The Grumpy Loiner is fed up of being told what to do by folk who think the Lamb and Flag is a yoga position. They don’t know their Pal-ace from the their elbows, and I’ve been hired to tell a few home truths...
Nah, then. This is my first column for the YEP so share the backside off it for me or it’ll wind up being my last. Given I’m about to lob bricks at a story in the paper, I could be on P45 street before the morning.
Anyroad, I’m sat ‘ere up Chapel Allerton in t’Regent with me Evening Post (still baffles me why they call it that when it hits me gran’s tabby on the nut at about 5am everyday) and I’m fuming before I’ve knocked the froth off me wet.
Right there in black and white: ‘Let’s get city buses moving’ it says, without a hint of bloody irony. Get the buses moving! Are they taking the Alan Smith?
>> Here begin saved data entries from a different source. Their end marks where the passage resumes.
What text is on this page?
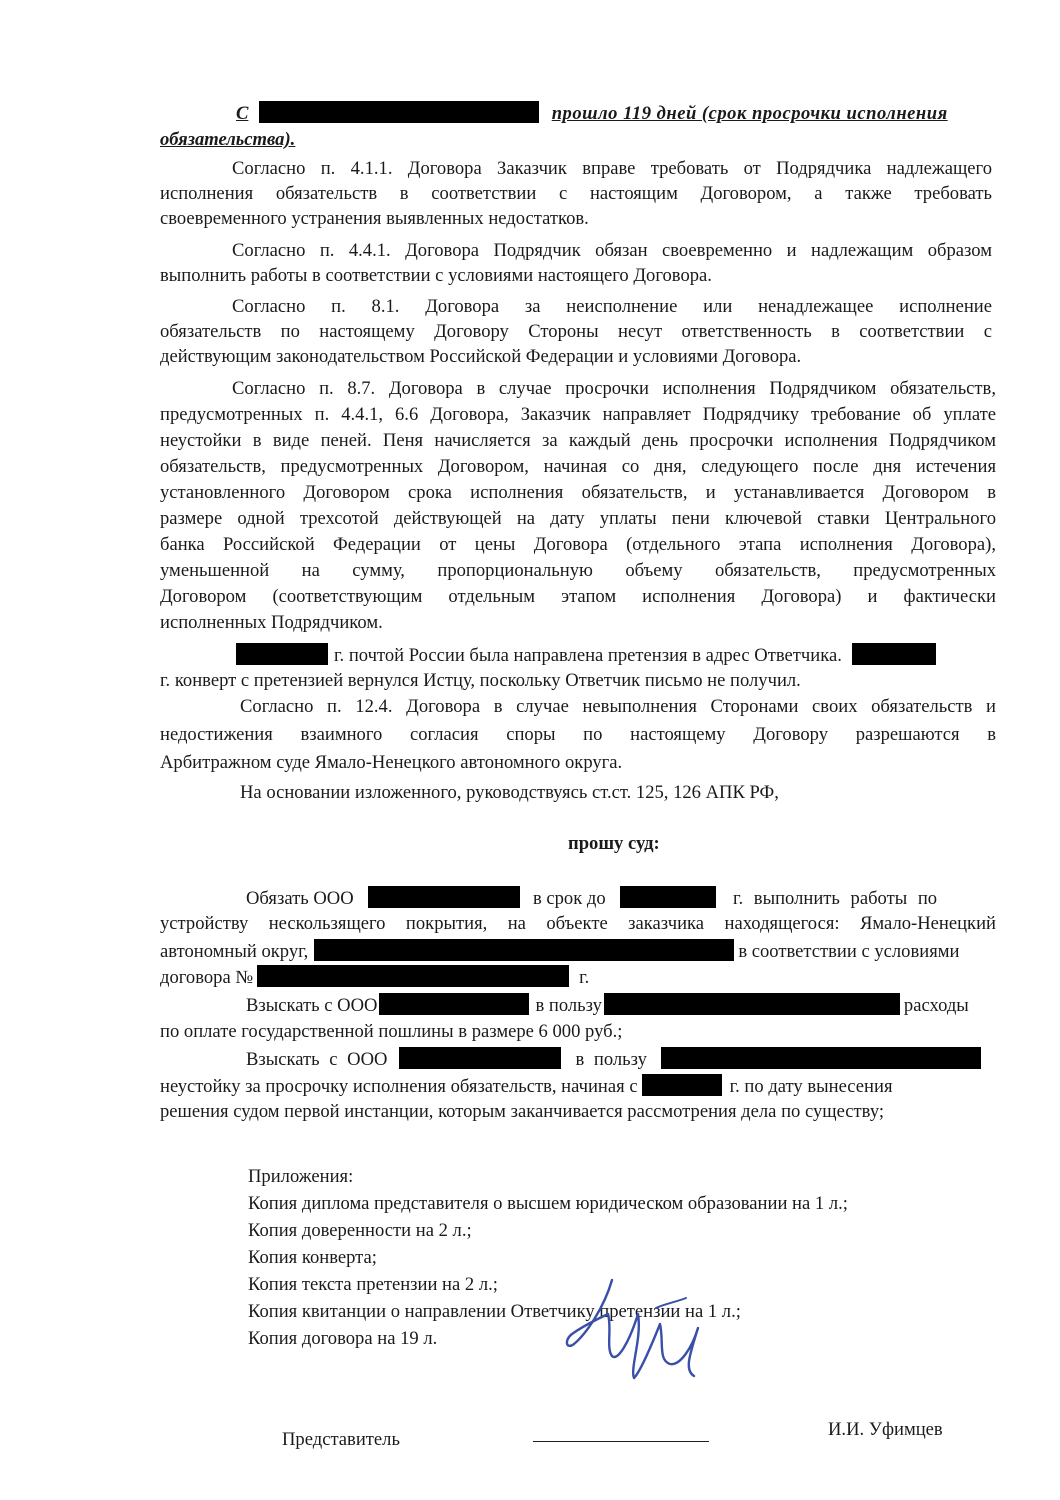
С	прошло 119 дней (срок просрочки исполнения
обязательства).
Согласно п. 4.1.1. Договора Заказчик вправе требовать от Подрядчика надлежащего
исполнения обязательств в соответствии с настоящим Договором, а также требовать
своевременного устранения выявленных недостатков.
Согласно п. 4.4.1. Договора Подрядчик обязан своевременно и надлежащим образом
выполнить работы в соответствии с условиями настоящего Договора.
Согласно п. 8.1. Договора за неисполнение или ненадлежащее исполнение
обязательств по настоящему Договору Стороны несут ответственность в соответствии с
действующим законодательством Российской Федерации и условиями Договора.
Согласно п. 8.7. Договора в случае просрочки исполнения Подрядчиком обязательств,
предусмотренных п. 4.4.1, 6.6 Договора, Заказчик направляет Подрядчику требование об уплате
неустойки в виде пеней. Пеня начисляется за каждый день просрочки исполнения Подрядчиком
обязательств, предусмотренных Договором, начиная со дня, следующего после дня истечения
установленного Договором срока исполнения обязательств, и устанавливается Договором в
размере одной трехсотой действующей на дату уплаты пени ключевой ставки Центрального
банка Российской Федерации от цены Договора (отдельного этапа исполнения Договора),
уменьшенной на сумму, пропорциональную объему обязательств, предусмотренных
Договором (соответствующим отдельным этапом исполнения Договора) и фактически
исполненных Подрядчиком.
г. почтой России была направлена претензия в адрес Ответчика.
г. конверт с претензией вернулся Истцу, поскольку Ответчик письмо не получил.
Согласно п. 12.4. Договора в случае невыполнения Сторонами своих обязательств и
недостижения взаимного согласия споры по настоящему Договору разрешаются в
Арбитражном суде Ямало-Ненецкого автономного округа.
На основании изложенного, руководствуясь ст.ст. 125, 126 АПК РФ,
прошу суд:
Обязать ООО	в срок до	г. выполнить работы по
устройству нескользящего покрытия, на объекте заказчика находящегося: Ямало-Ненецкий
автономный округ,	в соответствии с условиями
договора №	г.
Взыскать с ООО	в пользу	расходы
по оплате государственной пошлины в размере 6 000 руб.;
Взыскать с ООО	в пользу
неустойку за просрочку исполнения обязательств, начиная с	г. по дату вынесения
решения судом первой инстанции, которым заканчивается рассмотрения дела по существу;
Приложения:
Копия диплома представителя о высшем юридическом образовании на 1 л.;
Копия доверенности на 2 л.;
Копия конверта;
Копия текста претензии на 2 л.;
Копия квитанции о направлении Ответчику претензии на 1 л.;
Копия договора на 19 л.
Представитель	И.И. Уфимцев
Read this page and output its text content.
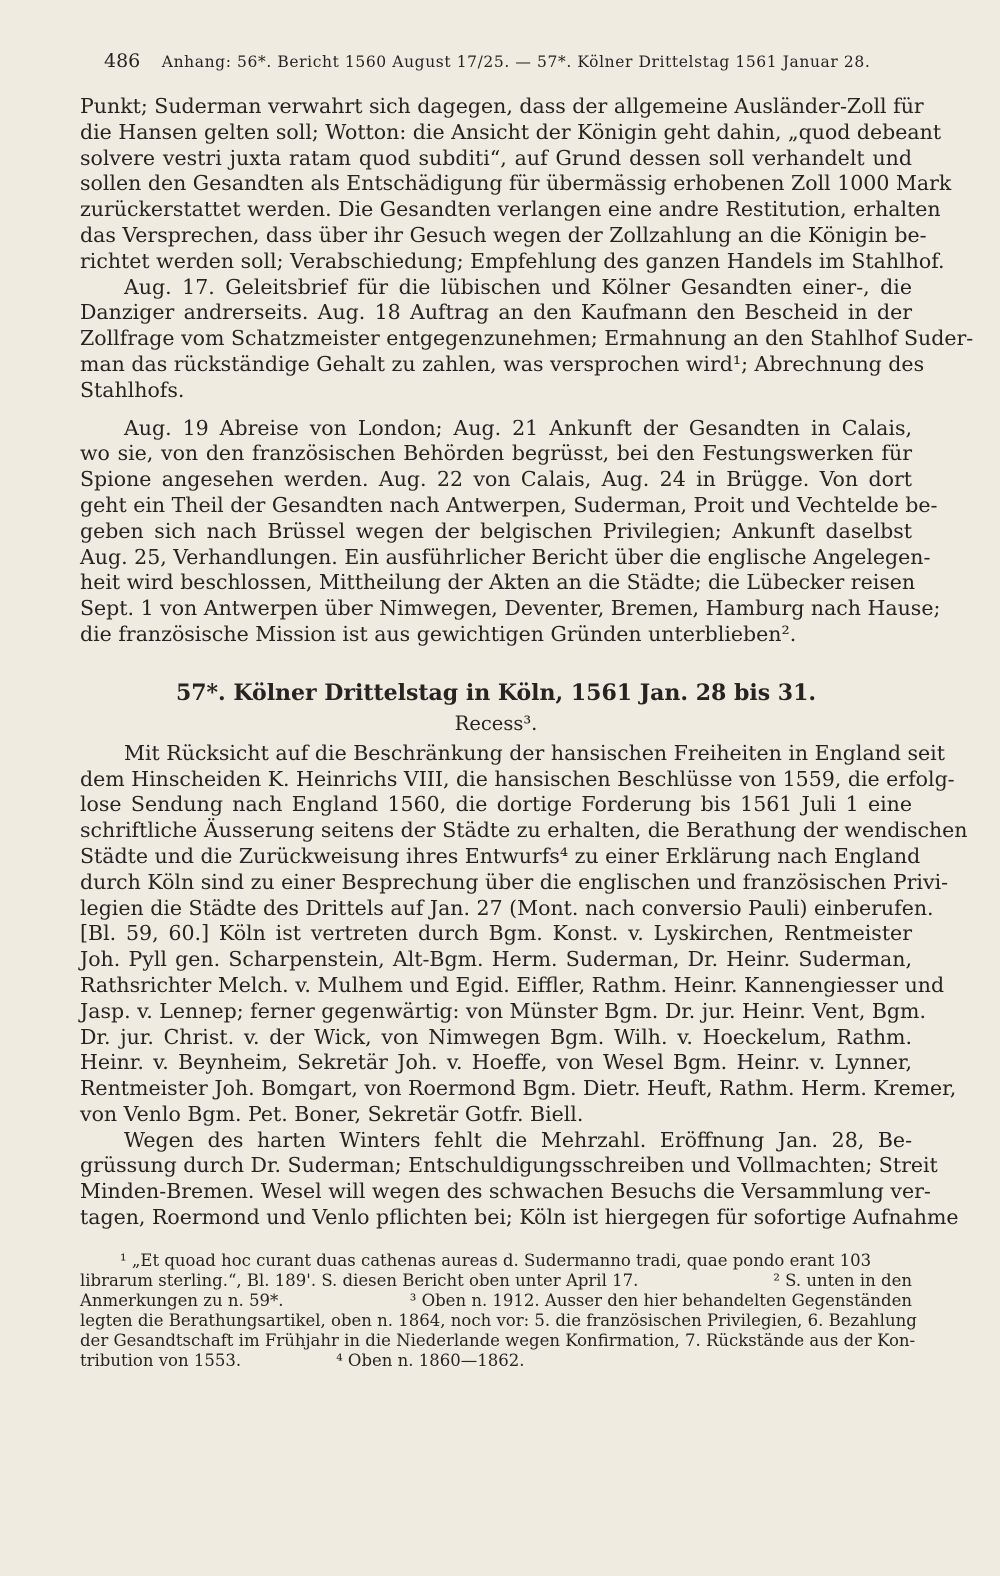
486 Anhang: 56*. Bericht 1560 August 17/25. — 57*. Kölner Drittelstag 1561 Januar 28.
Punkt; Suderman verwahrt sich dagegen, dass der allgemeine Ausländer-Zoll für
die Hansen gelten soll; Wotton: die Ansicht der Königin geht dahin, „quod debeant
solvere vestri juxta ratam quod subditi“, auf Grund dessen soll verhandelt und
sollen den Gesandten als Entschädigung für übermässig erhobenen Zoll 1000 Mark
zurückerstattet werden. Die Gesandten verlangen eine andre Restitution, erhalten
das Versprechen, dass über ihr Gesuch wegen der Zollzahlung an die Königin be-
richtet werden soll; Verabschiedung; Empfehlung des ganzen Handels im Stahlhof.
Aug. 17. Geleitsbrief für die lübischen und Kölner Gesandten einer-, die
Danziger andrerseits. Aug. 18 Auftrag an den Kaufmann den Bescheid in der
Zollfrage vom Schatzmeister entgegenzunehmen; Ermahnung an den Stahlhof Suder-
man das rückständige Gehalt zu zahlen, was versprochen wird¹; Abrechnung des
Stahlhofs.
Aug. 19 Abreise von London; Aug. 21 Ankunft der Gesandten in Calais,
wo sie, von den französischen Behörden begrüsst, bei den Festungswerken für
Spione angesehen werden. Aug. 22 von Calais, Aug. 24 in Brügge. Von dort
geht ein Theil der Gesandten nach Antwerpen, Suderman, Proit und Vechtelde be-
geben sich nach Brüssel wegen der belgischen Privilegien; Ankunft daselbst
Aug. 25, Verhandlungen. Ein ausführlicher Bericht über die englische Angelegen-
heit wird beschlossen, Mittheilung der Akten an die Städte; die Lübecker reisen
Sept. 1 von Antwerpen über Nimwegen, Deventer, Bremen, Hamburg nach Hause;
die französische Mission ist aus gewichtigen Gründen unterblieben².
57*. Kölner Drittelstag in Köln, 1561 Jan. 28 bis 31.
Recess³.
Mit Rücksicht auf die Beschränkung der hansischen Freiheiten in England seit
dem Hinscheiden K. Heinrichs VIII, die hansischen Beschlüsse von 1559, die erfolg-
lose Sendung nach England 1560, die dortige Forderung bis 1561 Juli 1 eine
schriftliche Äusserung seitens der Städte zu erhalten, die Berathung der wendischen
Städte und die Zurückweisung ihres Entwurfs⁴ zu einer Erklärung nach England
durch Köln sind zu einer Besprechung über die englischen und französischen Privi-
legien die Städte des Drittels auf Jan. 27 (Mont. nach conversio Pauli) einberufen.
[Bl. 59, 60.] Köln ist vertreten durch Bgm. Konst. v. Lyskirchen, Rentmeister
Joh. Pyll gen. Scharpenstein, Alt-Bgm. Herm. Suderman, Dr. Heinr. Suderman,
Rathsrichter Melch. v. Mulhem und Egid. Eiffler, Rathm. Heinr. Kannengiesser und
Jasp. v. Lennep; ferner gegenwärtig: von Münster Bgm. Dr. jur. Heinr. Vent, Bgm.
Dr. jur. Christ. v. der Wick, von Nimwegen Bgm. Wilh. v. Hoeckelum, Rathm.
Heinr. v. Beynheim, Sekretär Joh. v. Hoeffe, von Wesel Bgm. Heinr. v. Lynner,
Rentmeister Joh. Bomgart, von Roermond Bgm. Dietr. Heuft, Rathm. Herm. Kremer,
von Venlo Bgm. Pet. Boner, Sekretär Gotfr. Biell.
Wegen des harten Winters fehlt die Mehrzahl. Eröffnung Jan. 28, Be-
grüssung durch Dr. Suderman; Entschuldigungsschreiben und Vollmachten; Streit
Minden-Bremen. Wesel will wegen des schwachen Besuchs die Versammlung ver-
tagen, Roermond und Venlo pflichten bei; Köln ist hiergegen für sofortige Aufnahme
¹ „Et quoad hoc curant duas cathenas aureas d. Sudermanno tradi, quae pondo erant 103
librarum sterling.“, Bl. 189'. S. diesen Bericht oben unter April 17.	² S. unten in den
Anmerkungen zu n. 59*.	³ Oben n. 1912. Ausser den hier behandelten Gegenständen
legten die Berathungsartikel, oben n. 1864, noch vor: 5. die französischen Privilegien, 6. Bezahlung
der Gesandtschaft im Frühjahr in die Niederlande wegen Konfirmation, 7. Rückstände aus der Kon-
tribution von 1553.	⁴ Oben n. 1860—1862.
Some town hall big-wig pipes up in the piece: ‘The bus operators are quick to tell us that congestion is one of the main reasons why their services are so unreliable.’ Noooo. Really!? Thank you, Sherlock, or words to that effect.
Incredibly, he goes on: ‘...but we don’t necessarily buy that!’
Is this guy for real? It’s bad enough in this city if you’re a Bus-Jimmy-Floyd-Hasselbainker without the likes of Paul Truswell telling us all that we’re imagining it when we’re sitting in log-jams snaking around Bridgewater Place with a hurricane howling ‘round yer tabs. Leeds roads flow about as freely as Steve Evans’ arteries!
It’s people like Truswell coming out with nonsense like that which makes me really grumpy.
I turn quickly inside the paper looking for how this so-called expert plans to unblock Leeds’ roads. His top two suggestions? Wait for it... ‘focus on pinch points and tackle micro-issues.’
At this point me pint of stout is up the Regent wall and I’m chuntering under me breath that I’m gonna show him a pinch point or two if he doesn’t start talking my language, and sharpish.
Anyroad, all of this will cost us £180m. If you want my view, you’d be better off spending it on giving us all roller skates.